5: In Figure 1a, the line inside the box representing NS2 represent the splice site. We removed it for better readability.

6, In the results, Figure 1B, please indicate the size of all bands in the marker lane and modify the text on the top of the picture. In addition, the authors describe that there is a weak band corresponding to the mNG-NS2 fusion protein in Figure 1B. Please point out the band in the picture.

6: We corrected the shifted band labels and included an arrow to indicate the band corresponding to mNG-NS2.

7, In the results, Figure 1C, please indicate the bar value and modify the text in the left of the picture; Figure 1E, it is better to show “% cells expressing mNG” rather than “mNG positive cells”.

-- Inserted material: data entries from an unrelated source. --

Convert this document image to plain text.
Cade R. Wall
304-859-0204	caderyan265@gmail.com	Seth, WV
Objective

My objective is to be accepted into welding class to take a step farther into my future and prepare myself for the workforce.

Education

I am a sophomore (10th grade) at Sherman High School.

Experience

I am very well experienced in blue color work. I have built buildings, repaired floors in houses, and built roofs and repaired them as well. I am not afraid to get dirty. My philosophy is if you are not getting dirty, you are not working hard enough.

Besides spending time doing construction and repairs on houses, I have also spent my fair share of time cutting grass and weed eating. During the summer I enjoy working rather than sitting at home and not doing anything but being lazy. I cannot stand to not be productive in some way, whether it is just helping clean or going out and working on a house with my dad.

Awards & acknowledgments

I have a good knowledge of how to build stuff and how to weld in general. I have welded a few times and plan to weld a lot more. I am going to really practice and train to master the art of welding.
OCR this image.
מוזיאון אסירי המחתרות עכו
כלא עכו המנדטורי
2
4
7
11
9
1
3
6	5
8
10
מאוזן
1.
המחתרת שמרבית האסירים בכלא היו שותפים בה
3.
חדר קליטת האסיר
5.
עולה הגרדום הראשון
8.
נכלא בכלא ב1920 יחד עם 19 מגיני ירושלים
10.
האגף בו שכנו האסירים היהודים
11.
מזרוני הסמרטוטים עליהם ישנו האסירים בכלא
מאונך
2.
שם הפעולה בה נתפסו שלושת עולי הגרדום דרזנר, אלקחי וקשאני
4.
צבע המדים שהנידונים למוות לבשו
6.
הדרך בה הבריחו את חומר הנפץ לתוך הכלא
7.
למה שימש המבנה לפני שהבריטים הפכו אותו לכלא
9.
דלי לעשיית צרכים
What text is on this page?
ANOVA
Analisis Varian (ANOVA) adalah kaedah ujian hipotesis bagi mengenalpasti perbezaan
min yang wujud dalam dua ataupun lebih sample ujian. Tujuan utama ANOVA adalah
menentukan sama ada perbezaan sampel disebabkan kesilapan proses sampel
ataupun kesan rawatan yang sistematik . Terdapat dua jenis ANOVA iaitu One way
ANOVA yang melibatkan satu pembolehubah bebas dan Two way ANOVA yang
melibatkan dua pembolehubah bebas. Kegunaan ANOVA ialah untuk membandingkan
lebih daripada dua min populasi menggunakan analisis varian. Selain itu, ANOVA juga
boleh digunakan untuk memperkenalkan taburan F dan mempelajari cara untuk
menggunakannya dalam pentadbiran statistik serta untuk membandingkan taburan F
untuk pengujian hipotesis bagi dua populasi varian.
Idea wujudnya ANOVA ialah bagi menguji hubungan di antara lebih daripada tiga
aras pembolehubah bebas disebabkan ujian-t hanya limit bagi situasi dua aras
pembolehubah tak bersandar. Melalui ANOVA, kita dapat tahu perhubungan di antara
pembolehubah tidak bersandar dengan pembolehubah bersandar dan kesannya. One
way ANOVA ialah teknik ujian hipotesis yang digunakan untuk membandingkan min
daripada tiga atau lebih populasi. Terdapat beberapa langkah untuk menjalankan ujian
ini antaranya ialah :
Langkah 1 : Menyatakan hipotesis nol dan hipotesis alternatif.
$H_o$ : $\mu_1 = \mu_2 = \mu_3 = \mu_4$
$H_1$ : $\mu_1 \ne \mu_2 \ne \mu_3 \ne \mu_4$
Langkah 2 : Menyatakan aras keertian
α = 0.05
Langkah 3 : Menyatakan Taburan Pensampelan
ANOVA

7: The text has been improved, and the bar value has been added in Figure 1c. The kinetics in Figure 1e were determined in a live-cell imaging experiment, during which we, unfortunately, did not include any nuclear stain that would allow us to quantify the total number of cells in order to calculate the % of infected cells.

8, In the Figures 3A and 3B, please reduce the thickness of axes, line/curve.

8: The readability of the figure 3a and b were improved.

9, In the results, the IDVmNG of passage 2 with a MOI of 0.01 is used for antiviral compound screening. Do the authors use this MOI of IDVmNG virus to determine the EC50 of the identified compounds? How about the IDVwt used in the same dose-response experiment?

9: For the determination of the EC₅₀, as well as for the infections with IDV^WT, we used the same MOI to assure comparability. The Materials and Methods section was updated to clarify.

10, In the results, the authors state that, comparing to the IDVwt, the reporter IDV is more susceptible to the inhibitors. Since the titers of the IDVwt and IDVmNG may be determined by different readouts (the NP staining for the former one and the mNG fluorescence for the later one), the actual titers of the two viruses may be different, which is possible to result in the diverse susceptibility of the two viruses to the inhibitors. Please clarify it.

10: Thank you for the question; we hypothesize that this phenomenon is due to the lower replication kinetics for the reporter virus compared to IDV^WT (shown in Figure 1D) and that this likely is additionally influenced by the accumulation of internal deletions, as mentioned in our discussion.